An article on the Ofsted report Reading by Six: how the best schools do it ("Read our lips, says Ofsted: phonics is not a panacea", November 19) gave the impression that the report was critical of the teaching of synthetic phonics, in which children are taught how sounds are represented by letters and how to blend sounds to read words.

In fact, the report strongly promotes adherence to synthetic phonics in primary schools, finding that "the diligent, concentrated and systematic teaching of phonics is central to the success of all the schools that achieve high reading standards in key stage 1".

It draws on the practice of 12 outstanding schools across England to illuminate what works. The schools represent a diverse range of communities and use various synthetic phonics programmes, but they have striking features in common. "They are passionate in their belief that every child can learn to read ... Rigorous, intensive and systematic phonics teaching underpins reading, spelling and writing."

The report emphasises the importance of training and the commitment of headteachers and reading managers to assure quality and drive improvement.

It counters the myth that good synthetic phonics teaching encourages a narrow and exclusive literacy curriculum. All the schools emphasised speaking and listening skills, with examples of learning new vocabulary across the curriculum, speaking in sentences, listening to teachers reading high-quality books, learning how books and stories work, and role play. As their reading and writing skills developed, children were given opportunities to apply their phonic skills more widely.

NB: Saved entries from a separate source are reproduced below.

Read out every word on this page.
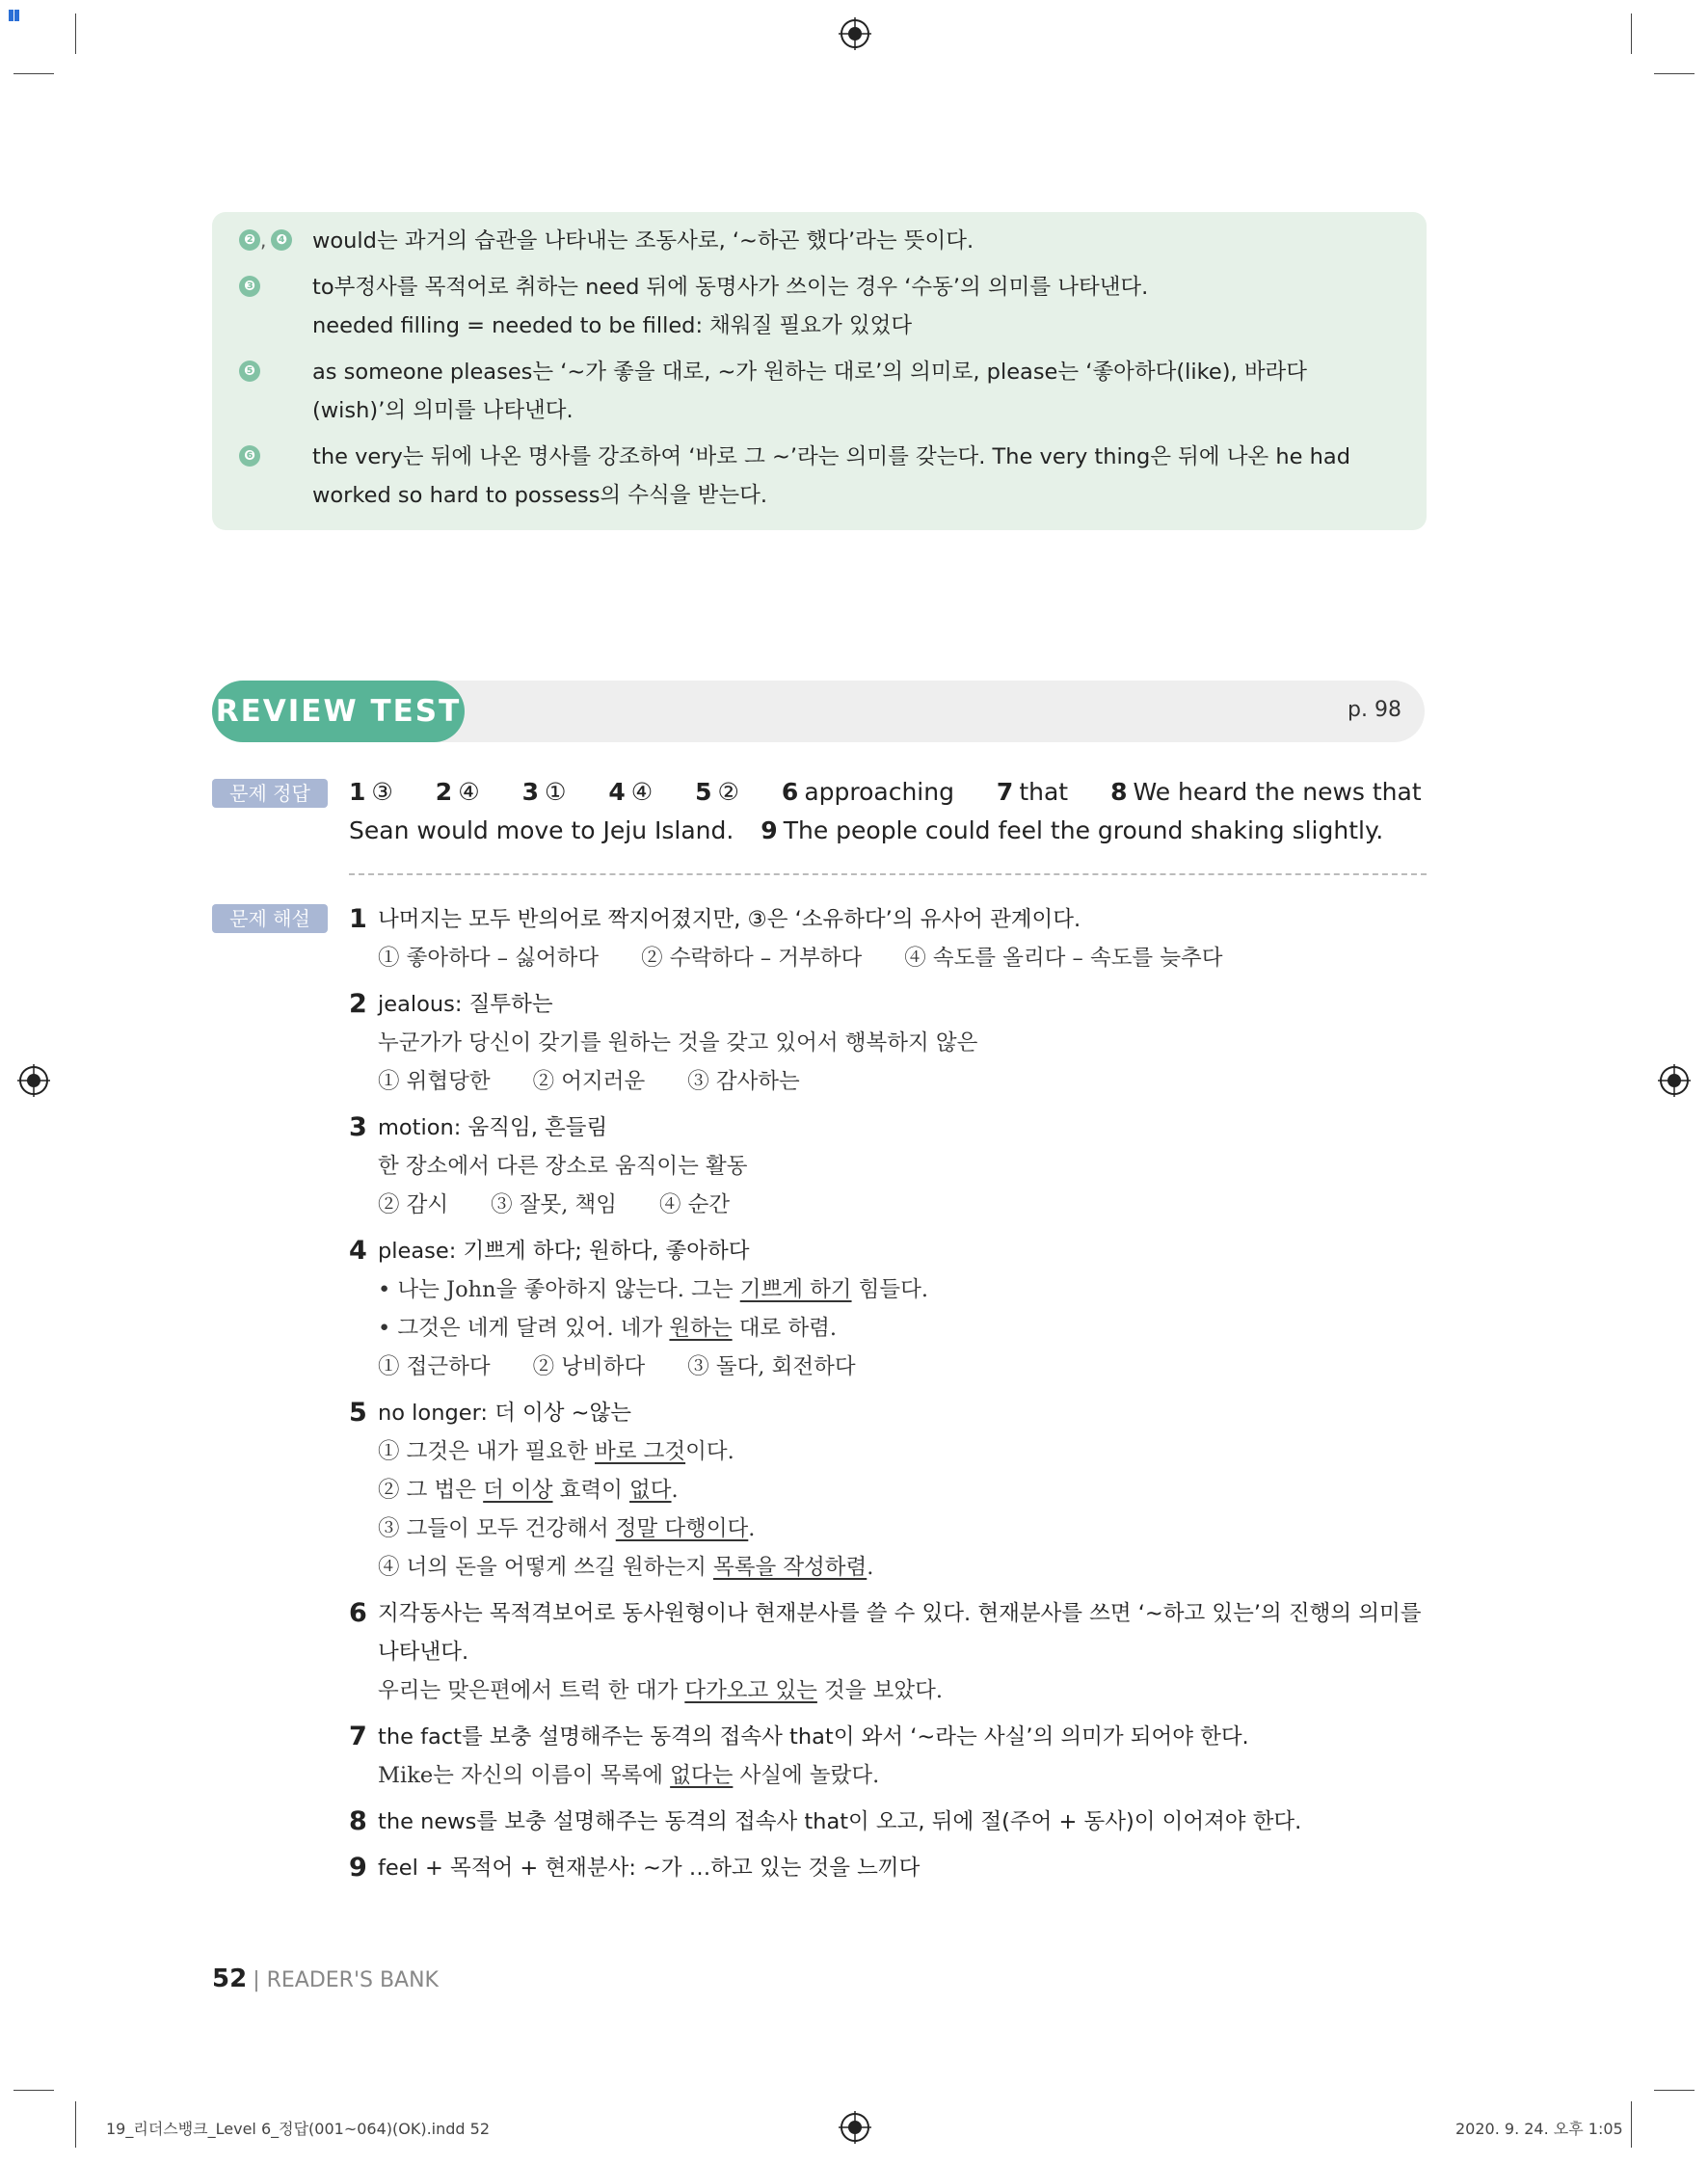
❷ , ❹ would는 과거의 습관을 나타내는 조동사로, ‘~하곤 했다’라는 뜻이다.
❸	to부정사를 목적어로 취하는 need 뒤에 동명사가 쓰이는 경우 ‘수동’의 의미를 나타낸다.
needed filling = needed to be filled: 채워질 필요가 있었다
❺	as someone pleases는 ‘~가 좋을 대로, ~가 원하는 대로’의 의미로, please는 ‘좋아하다(like), 바라다(wish)’의 의미를 나타낸다.
❻	the very는 뒤에 나온 명사를 강조하여 ‘바로 그 ~’라는 의미를 갖는다. The very thing은 뒤에 나온 he had worked so hard to possess의 수식을 받는다.
REVIEW TEST	p. 98
문제 정답	1 ③ 2 ④ 3 ① 4 ④ 5 ② 6 approaching 7 that 8 We heard the news that Sean would move to Jeju Island. 9 The people could feel the ground shaking slightly.
문제 해설	1 나머지는 모두 반의어로 짝지어졌지만, ③은 ‘소유하다’의 유사어 관계이다.
① 좋아하다 – 싫어하다 ② 수락하다 – 거부하다 ④ 속도를 올리다 – 속도를 늦추다
2 jealous: 질투하는
누군가가 당신이 갖기를 원하는 것을 갖고 있어서 행복하지 않은
① 위협당한 ② 어지러운 ③ 감사하는
3 motion: 움직임, 흔들림
한 장소에서 다른 장소로 움직이는 활동
② 감시 ③ 잘못, 책임 ④ 순간
4 please: 기쁘게 하다; 원하다, 좋아하다
• 나는 John을 좋아하지 않는다. 그는 기쁘게 하기 힘들다.
• 그것은 네게 달려 있어. 네가 원하는 대로 하렴.
① 접근하다 ② 낭비하다 ③ 돌다, 회전하다
5 no longer: 더 이상 ~않는
① 그것은 내가 필요한 바로 그것이다.
② 그 법은 더 이상 효력이 없다.
③ 그들이 모두 건강해서 정말 다행이다.
④ 너의 돈을 어떻게 쓰길 원하는지 목록을 작성하렴.
6 지각동사는 목적격보어로 동사원형이나 현재분사를 쓸 수 있다. 현재분사를 쓰면 ‘~하고 있는’의 진행의 의미를 나타낸다.
우리는 맞은편에서 트럭 한 대가 다가오고 있는 것을 보았다.
7 the fact를 보충 설명해주는 동격의 접속사 that이 와서 ‘~라는 사실’의 의미가 되어야 한다.
Mike는 자신의 이름이 목록에 없다는 사실에 놀랐다.
8 the news를 보충 설명해주는 동격의 접속사 that이 오고, 뒤에 절(주어 + 동사)이 이어져야 한다.
9 feel + 목적어 + 현재분사: ~가 …하고 있는 것을 느끼다
52 | READER'S BANK
19_리더스뱅크_Level 6_정답(001~064)(OK).indd 52	2020. 9. 24. 오후 1:05
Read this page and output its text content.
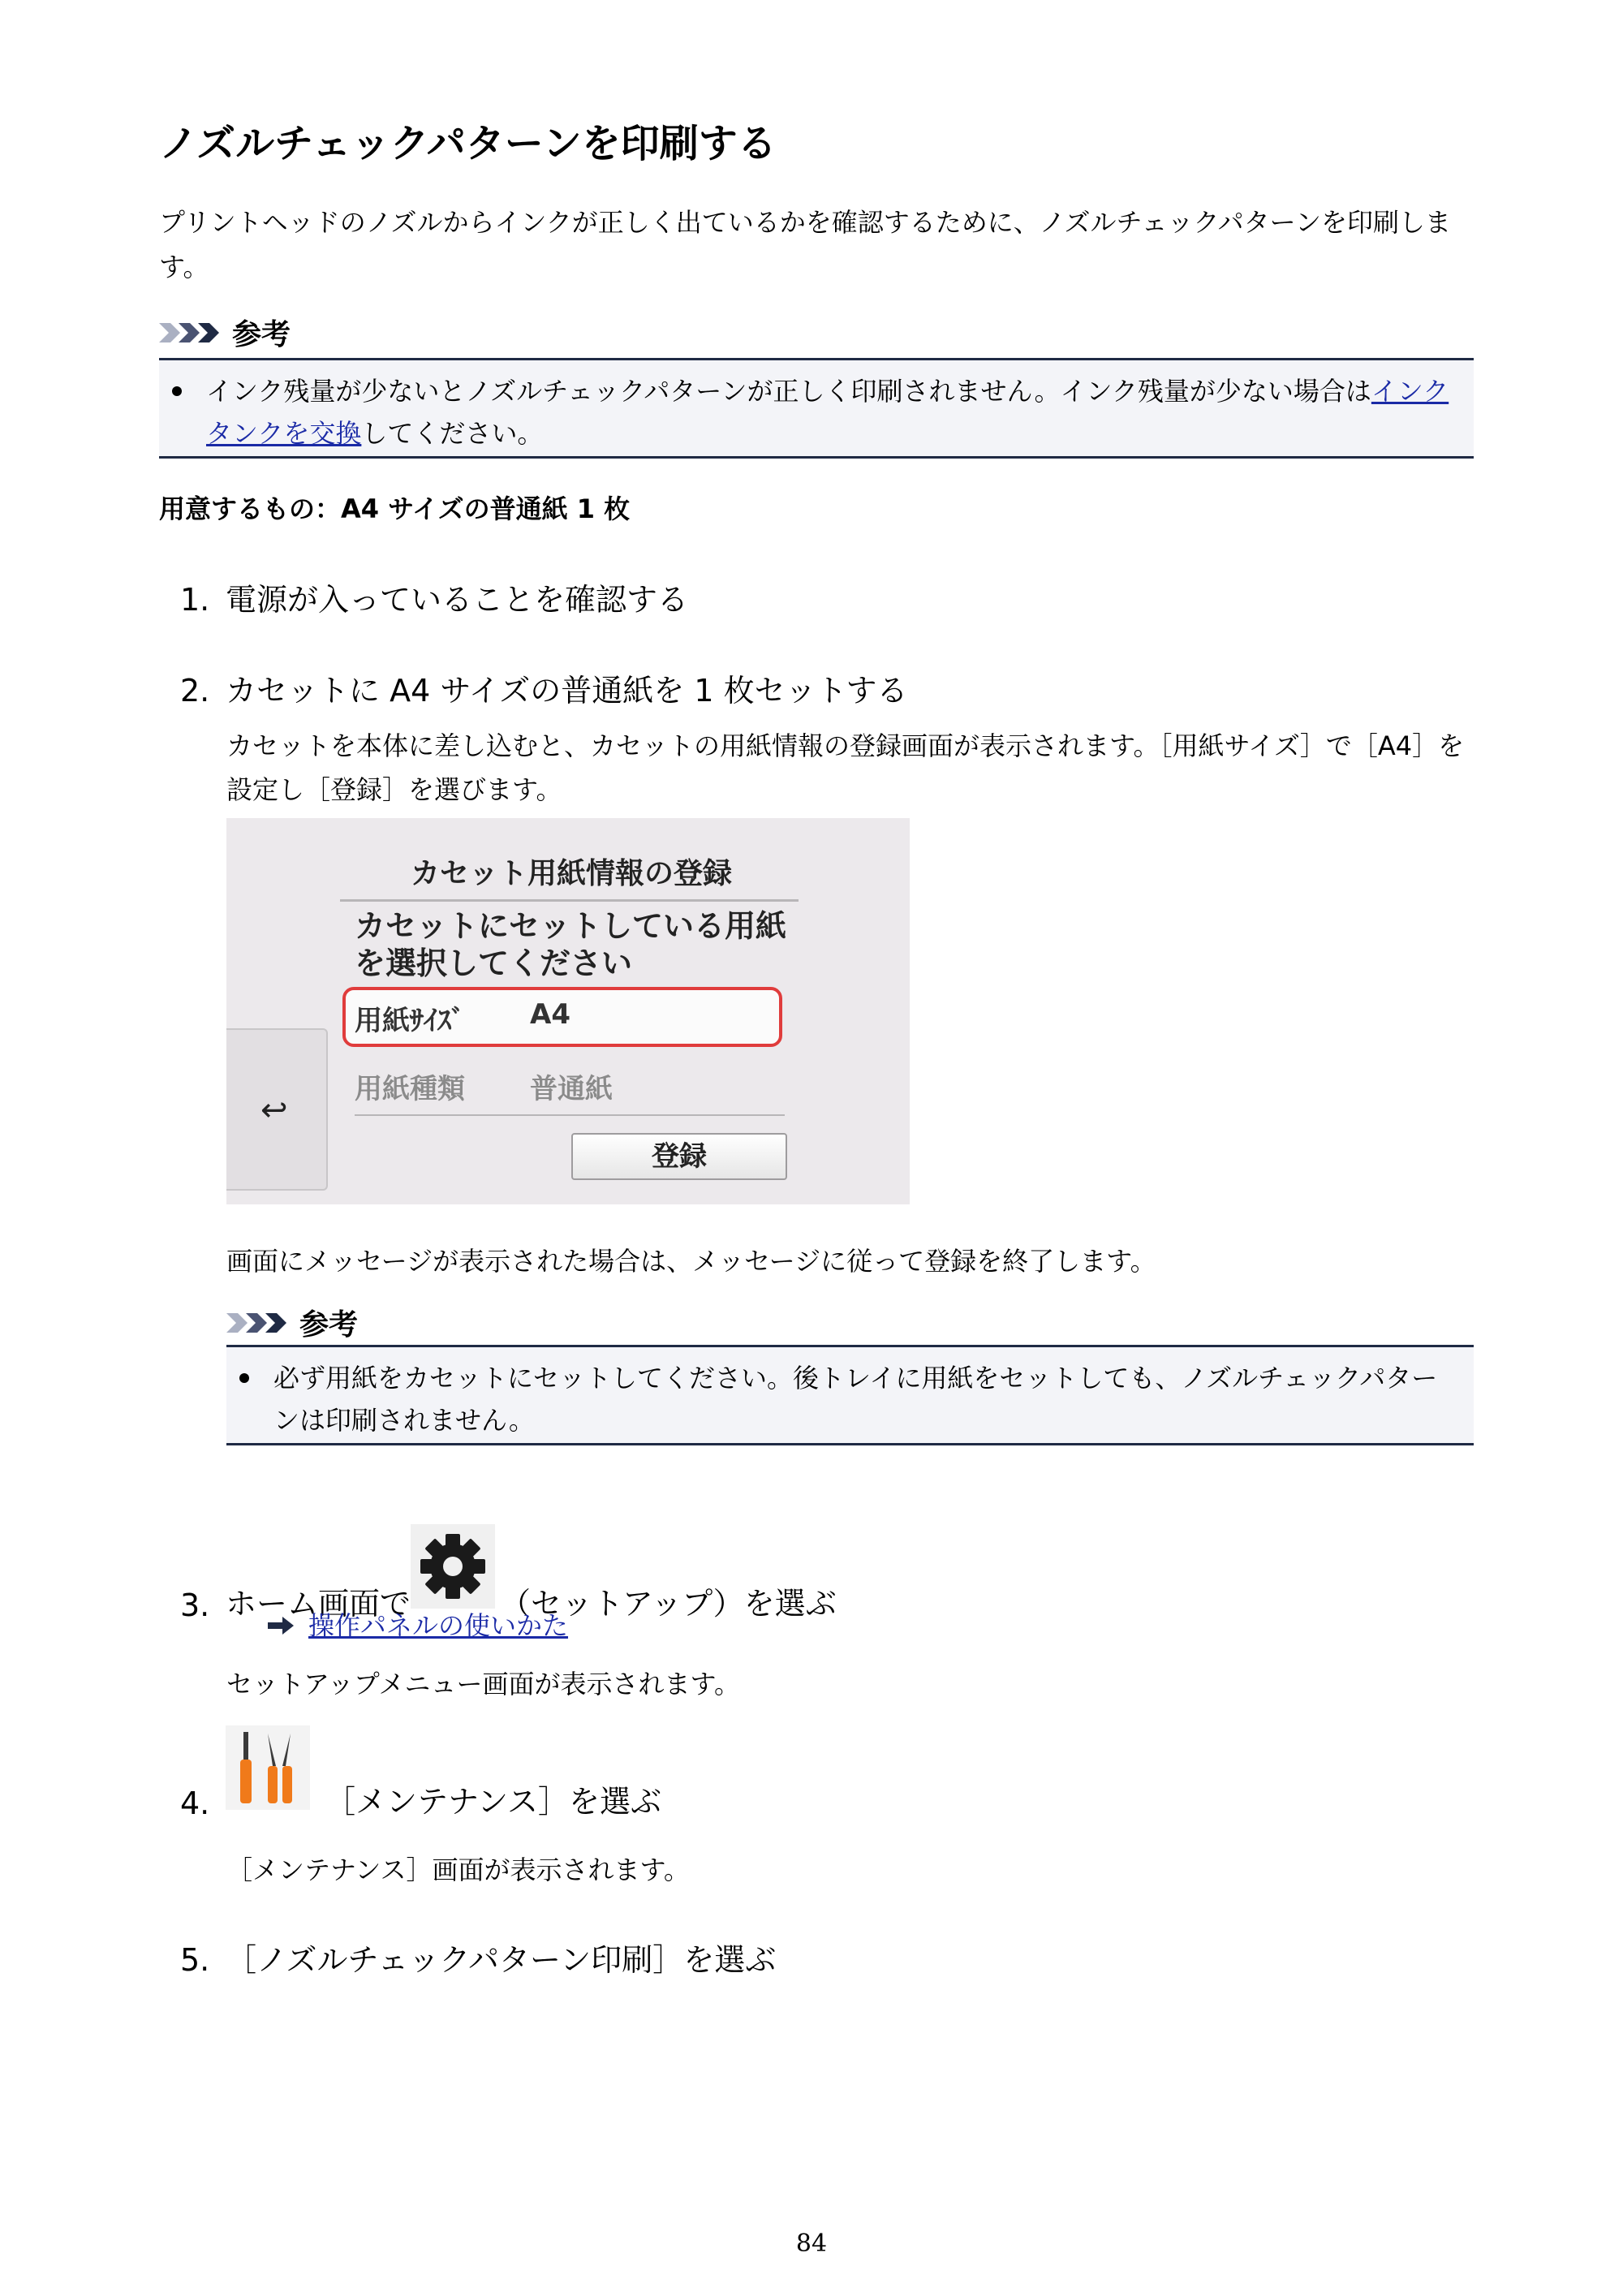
ノズルチェックパターンを印刷する
プリントヘッドのノズルからインクが正しく出ているかを確認するために、ノズルチェックパターンを印刷します。
参考
インク残量が少ないとノズルチェックパターンが正しく印刷されません。インク残量が少ない場合はインクタンクを交換してください。
用意するもの：A4 サイズの普通紙 1 枚
1. 電源が入っていることを確認する
2. カセットに A4 サイズの普通紙を 1 枚セットする
カセットを本体に差し込むと、カセットの用紙情報の登録画面が表示されます。［用紙サイズ］で［A4］を設定し［登録］を選びます。
↩
カセット用紙情報の登録
カセットにセットしている用紙
を選択してください
用紙ｻｲｽﾞ A4
用紙種類 普通紙
登録
画面にメッセージが表示された場合は、メッセージに従って登録を終了します。
参考
必ず用紙をカセットにセットしてください。後トレイに用紙をセットしても、ノズルチェックパターンは印刷されません。
3. ホーム画面で	（セットアップ）を選ぶ
操作パネルの使いかた
セットアップメニュー画面が表示されます。
4.	［メンテナンス］を選ぶ
［メンテナンス］画面が表示されます。
5. ［ノズルチェックパターン印刷］を選ぶ
84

It is clear throughout the report that children are enthusiastic about learning to read when synthetic phonics is well taught. At Trenance Infant School in Newquay, five and six-year-olds, seeing a map of the imaginary kingdom of Narnia, were heard "reading the names of the places aloud, that is, sounding out each letter and then blending the sounds together to read the unknown words ... entirely independently and without prompting from adults."

It was found that consistent teaching has "a substantial impact on eliminating behavioural problems because the pupils are so engaged."

In one school, two boys have extra lessons with a teaching assistant. When they are able to blend the sounds to read several short sentences, "their delight in their achievements is palpable".

"The best primary schools in England teach virtually every child to read regardless of the social and economic circumstances," says the report. "If some schools can do this, it should be a moral imperative for all primary schools."

Elizabeth Nonweiler, Teach to Read, Berkshire.